# Switch



## Butterfly (Oct 16, 2012)

Did anyone catch the pilot episode last night?

Four 20-something witches living in London, an horrible boss who gets her comeuppance in a hilarious way.

I thought it was quite fun, though it's more aimed at the older witchy fans rather than younger ones, it having been broadcast after the watershed.

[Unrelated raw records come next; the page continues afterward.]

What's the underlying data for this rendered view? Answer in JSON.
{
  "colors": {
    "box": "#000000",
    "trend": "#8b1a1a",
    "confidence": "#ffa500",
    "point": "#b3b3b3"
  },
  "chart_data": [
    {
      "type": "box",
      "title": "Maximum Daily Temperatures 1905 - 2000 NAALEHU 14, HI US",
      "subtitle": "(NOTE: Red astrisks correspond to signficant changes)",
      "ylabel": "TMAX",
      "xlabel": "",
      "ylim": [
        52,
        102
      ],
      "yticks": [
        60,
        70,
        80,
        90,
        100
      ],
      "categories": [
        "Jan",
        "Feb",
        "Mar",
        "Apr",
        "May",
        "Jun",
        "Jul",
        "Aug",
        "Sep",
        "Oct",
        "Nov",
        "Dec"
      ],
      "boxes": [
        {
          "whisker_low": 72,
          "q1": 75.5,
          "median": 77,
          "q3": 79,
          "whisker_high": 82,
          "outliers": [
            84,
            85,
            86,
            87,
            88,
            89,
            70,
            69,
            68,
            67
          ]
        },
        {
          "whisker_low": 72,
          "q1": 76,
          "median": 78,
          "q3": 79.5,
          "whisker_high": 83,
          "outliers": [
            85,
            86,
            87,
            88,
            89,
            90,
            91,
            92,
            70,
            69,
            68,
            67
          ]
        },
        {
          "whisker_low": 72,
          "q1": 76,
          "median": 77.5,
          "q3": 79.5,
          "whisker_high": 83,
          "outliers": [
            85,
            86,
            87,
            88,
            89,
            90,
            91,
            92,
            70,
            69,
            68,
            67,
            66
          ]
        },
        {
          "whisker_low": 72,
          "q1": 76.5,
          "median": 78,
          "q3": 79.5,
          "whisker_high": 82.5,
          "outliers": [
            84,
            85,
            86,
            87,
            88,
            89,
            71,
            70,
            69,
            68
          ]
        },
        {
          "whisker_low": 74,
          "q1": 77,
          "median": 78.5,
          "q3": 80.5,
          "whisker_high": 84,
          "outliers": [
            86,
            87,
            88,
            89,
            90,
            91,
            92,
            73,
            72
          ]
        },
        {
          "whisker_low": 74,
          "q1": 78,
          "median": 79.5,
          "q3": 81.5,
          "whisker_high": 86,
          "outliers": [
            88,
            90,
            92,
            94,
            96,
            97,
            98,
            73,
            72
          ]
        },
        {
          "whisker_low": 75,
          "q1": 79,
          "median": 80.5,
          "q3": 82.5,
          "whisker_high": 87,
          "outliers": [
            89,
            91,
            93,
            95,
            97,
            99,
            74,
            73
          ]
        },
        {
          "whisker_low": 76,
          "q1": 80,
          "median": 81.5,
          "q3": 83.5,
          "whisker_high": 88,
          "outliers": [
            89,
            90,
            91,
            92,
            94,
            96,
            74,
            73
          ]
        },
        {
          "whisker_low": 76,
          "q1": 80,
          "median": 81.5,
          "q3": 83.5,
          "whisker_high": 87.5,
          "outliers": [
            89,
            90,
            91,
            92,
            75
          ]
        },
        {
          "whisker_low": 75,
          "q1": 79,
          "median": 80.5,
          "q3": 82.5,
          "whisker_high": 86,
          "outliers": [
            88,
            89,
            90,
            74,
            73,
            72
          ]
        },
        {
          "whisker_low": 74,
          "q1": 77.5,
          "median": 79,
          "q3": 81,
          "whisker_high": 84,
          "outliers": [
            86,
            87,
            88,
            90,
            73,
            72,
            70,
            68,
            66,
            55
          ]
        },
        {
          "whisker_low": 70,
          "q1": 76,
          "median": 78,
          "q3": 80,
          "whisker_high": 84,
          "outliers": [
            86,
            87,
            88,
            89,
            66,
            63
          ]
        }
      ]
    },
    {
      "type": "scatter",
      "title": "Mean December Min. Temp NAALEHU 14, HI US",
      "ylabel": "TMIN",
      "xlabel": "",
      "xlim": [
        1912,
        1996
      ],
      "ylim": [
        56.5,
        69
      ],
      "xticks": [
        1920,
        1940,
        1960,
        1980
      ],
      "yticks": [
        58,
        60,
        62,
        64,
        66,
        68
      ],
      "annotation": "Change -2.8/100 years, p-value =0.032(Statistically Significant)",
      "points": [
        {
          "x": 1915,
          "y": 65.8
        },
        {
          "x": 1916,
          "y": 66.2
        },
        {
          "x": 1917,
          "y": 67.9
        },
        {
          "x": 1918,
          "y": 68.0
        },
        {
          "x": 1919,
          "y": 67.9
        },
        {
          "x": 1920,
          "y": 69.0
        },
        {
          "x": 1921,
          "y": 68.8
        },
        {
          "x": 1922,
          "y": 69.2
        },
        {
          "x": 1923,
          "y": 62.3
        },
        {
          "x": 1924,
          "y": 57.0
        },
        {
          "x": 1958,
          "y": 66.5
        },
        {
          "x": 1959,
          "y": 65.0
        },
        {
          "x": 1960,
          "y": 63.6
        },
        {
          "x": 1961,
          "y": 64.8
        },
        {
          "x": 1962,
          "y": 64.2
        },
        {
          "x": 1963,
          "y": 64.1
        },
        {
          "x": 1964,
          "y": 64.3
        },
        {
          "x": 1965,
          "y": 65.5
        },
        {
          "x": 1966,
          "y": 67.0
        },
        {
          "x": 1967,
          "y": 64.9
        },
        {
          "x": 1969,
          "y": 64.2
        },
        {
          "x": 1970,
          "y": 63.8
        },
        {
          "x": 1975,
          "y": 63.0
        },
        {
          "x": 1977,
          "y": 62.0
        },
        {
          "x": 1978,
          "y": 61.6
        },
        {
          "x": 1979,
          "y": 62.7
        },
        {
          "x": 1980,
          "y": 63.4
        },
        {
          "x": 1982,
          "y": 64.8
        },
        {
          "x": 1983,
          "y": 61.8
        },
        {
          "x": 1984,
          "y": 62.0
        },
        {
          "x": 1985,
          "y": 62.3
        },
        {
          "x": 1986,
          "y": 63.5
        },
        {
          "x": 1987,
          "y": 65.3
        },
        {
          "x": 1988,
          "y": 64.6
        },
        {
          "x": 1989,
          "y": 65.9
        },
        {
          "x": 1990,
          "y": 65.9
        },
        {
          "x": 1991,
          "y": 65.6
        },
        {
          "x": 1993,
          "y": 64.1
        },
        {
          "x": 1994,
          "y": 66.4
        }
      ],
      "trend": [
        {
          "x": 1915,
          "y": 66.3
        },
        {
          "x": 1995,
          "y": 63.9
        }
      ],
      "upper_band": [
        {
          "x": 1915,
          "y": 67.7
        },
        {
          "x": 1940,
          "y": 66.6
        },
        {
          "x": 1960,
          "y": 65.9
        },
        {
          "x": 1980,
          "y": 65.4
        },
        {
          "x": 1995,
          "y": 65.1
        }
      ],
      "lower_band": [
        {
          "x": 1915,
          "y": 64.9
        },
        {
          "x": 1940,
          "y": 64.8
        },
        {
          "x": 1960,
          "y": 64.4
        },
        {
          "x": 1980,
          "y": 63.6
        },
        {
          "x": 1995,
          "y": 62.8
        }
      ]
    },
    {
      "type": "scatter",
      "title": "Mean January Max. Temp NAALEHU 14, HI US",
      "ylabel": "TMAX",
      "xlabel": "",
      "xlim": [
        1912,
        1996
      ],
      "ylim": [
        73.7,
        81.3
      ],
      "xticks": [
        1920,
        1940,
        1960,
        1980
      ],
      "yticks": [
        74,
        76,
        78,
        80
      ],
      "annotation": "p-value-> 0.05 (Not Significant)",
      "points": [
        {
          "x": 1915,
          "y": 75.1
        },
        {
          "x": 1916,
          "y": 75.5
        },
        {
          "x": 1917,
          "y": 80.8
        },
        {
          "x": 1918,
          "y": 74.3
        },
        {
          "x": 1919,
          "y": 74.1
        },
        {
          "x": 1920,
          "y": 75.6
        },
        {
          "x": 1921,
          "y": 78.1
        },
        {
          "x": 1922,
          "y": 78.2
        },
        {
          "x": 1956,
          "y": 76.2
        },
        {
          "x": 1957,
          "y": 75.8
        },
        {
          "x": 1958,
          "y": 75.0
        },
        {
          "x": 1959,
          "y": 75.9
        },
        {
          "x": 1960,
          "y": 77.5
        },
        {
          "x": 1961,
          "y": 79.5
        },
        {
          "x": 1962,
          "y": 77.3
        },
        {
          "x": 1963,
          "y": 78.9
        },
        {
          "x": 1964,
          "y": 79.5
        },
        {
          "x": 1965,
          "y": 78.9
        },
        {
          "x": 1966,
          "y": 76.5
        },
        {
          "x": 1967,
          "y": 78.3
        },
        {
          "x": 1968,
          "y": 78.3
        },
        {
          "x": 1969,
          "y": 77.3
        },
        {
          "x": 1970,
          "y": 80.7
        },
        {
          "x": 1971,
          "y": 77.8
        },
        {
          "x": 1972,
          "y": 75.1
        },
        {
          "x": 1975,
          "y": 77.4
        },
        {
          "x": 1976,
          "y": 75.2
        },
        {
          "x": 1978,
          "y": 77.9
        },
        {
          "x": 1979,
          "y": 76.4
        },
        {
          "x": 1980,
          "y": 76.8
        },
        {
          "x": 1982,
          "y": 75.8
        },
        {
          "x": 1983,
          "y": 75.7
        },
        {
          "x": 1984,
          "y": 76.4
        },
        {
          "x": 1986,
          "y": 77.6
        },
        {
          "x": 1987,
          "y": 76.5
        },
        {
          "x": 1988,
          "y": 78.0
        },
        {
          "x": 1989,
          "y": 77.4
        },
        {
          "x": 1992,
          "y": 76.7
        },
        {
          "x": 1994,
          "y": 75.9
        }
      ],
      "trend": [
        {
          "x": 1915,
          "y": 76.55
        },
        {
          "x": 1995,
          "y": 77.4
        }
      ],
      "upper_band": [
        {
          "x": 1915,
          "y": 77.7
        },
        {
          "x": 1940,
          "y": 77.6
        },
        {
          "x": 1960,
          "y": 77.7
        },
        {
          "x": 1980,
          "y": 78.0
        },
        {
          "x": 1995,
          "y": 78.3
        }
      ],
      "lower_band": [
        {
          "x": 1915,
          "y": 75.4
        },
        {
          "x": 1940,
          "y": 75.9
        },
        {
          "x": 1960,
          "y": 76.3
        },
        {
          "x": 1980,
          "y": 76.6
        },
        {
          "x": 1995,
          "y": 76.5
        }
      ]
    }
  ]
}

If not, it's available in ITV player - (Don't know if it'll work over in America) ITV Player - Watch TV on your Apple iPad, iPhone, Android, Samsung Smart TV, PS3, tablet and computer


----------



## CupofJoe (Oct 17, 2012)

I missed it and I want to see it but I wasn't overly enthused by the description "Cockney Charmed"... shudder...


----------



## Jess A (Oct 17, 2012)

Sounds intriguing. I'll have to see whether it's available here in Australia. I didn't much like Charmed either but you know how generalist reviewers can be.


----------



## Butterfly (Oct 17, 2012)

The link I gave is available only for the next 27 ish days if you do want to see. One disadvantage though, because it's ITV you get the adverts and they won't let you FFwd them.


----------



## Jess A (Oct 19, 2012)

Butterfly said:


> The link I gave is available only for the next 27 ish days if you do want to see. One disadvantage though, because it's ITV you get the adverts and they won't let you FFwd them.



Not available in Australia :| Typical. I'll catch it when it comes out here.


----------